In this case there can be only 1 platform type for each host. So we used this as lever to pick an access.cf. That file encodes the DEFAULT section that every other file uses, and that might (might not) have some platform dependent parts in it. If it does this is a good way to pick one.

We stage that file as hosttype/access.cf, then let the top-level platform recipe create the final one. That hook allows some last-minute custom configurations made on each host, given markup in Makefile.host to pick the correct recipe.

From the build class of the host

Very much like the logic to pick access.cf, but in this case we build class/class.cf. The top-level platform recipe doesn't (presently) filter this file, but it could with some extra markup.

From a list of desired services

Here is some greater power. Each host has an attribute named "SERVICE" which is a space-separated list of the services we need to support on the host. This attribute can sometimes be set for whole groups of hosts, and sometimes is set per-host in the configuration file.

In either case we extract the list of services from that macro with this m4 markup:

ifdef(`SERVICE',`SERVTOCF(translit(SERVICE,` ',`,')))

The SERVTOCF function maps a list of services to the files under the service directory:

define(SERVTOCF,`ifelse($1,`',`',`service/$1.cf' `SERVTOCF(shift($@))')')dnl

For a list of services "apache tcpmux radius" that produces "service/apache.cf service/tcmpux.cf service/radius.cf". We used the translit to build a list to shift, the empty list produces nothing, lists with at least 1 element produce that element as a path followed by the service list of the rest of the elements. That makes m4 a lot like LISP.

With that mapping taken care of we are good to go as long as every service we need has a file that describes the rules. If we don't then make will tell us it doesn't know how to build it, or install will choke on the missing file.

From run-time decisions made on the host

In the last section we installed the rules for a service with no evidence that the service was installed or running on the target host.
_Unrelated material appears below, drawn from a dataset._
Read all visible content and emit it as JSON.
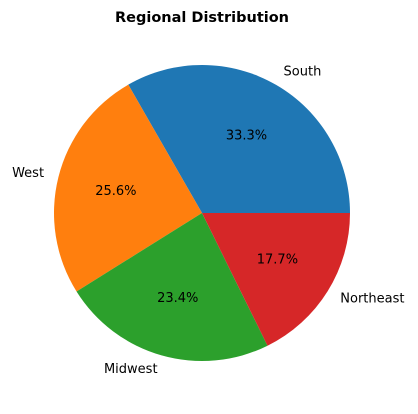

Sometimes we need the rule to start the service, or worse to install the service itself -- that's why we must believe the attribute macro in the configuration files.

In this case we don't just believe the configuration file: we check for some condition at run-time. There is a whole HTML document on just that topic, so I won't repeat it all here.

Follow-up scripts to support the rules above

While op allows in-line scripts, it is not great form to embed lots of logic in the rule-base. It is much better to install a script with the right permissions in a standard place where we can keep track of them, audit them separately, and reuse them. See some notes on that.

In this version of the install script we install every support script on every machine: we really don't need to do that. We should look for the full path to each script in the recently installed rule-base, if it doesn't exist we can never call it so we shouldn't install it. See the HTML notes about coding and installation of these scripts.

This would force some rules to include a comment with the path to any libexec script they call through a variable or via $PATH. Then again they mustn't trust the Customer's path, and shouldn't be doing anything too clever in the rule-base. We'd also have to to install any script called from another, which is why I didn't write a spell to try it. (I believe an oue instance to filter those installed and some clever sed would get it all in a few passes, even.)

This will be upgraded to a better structure in the next release.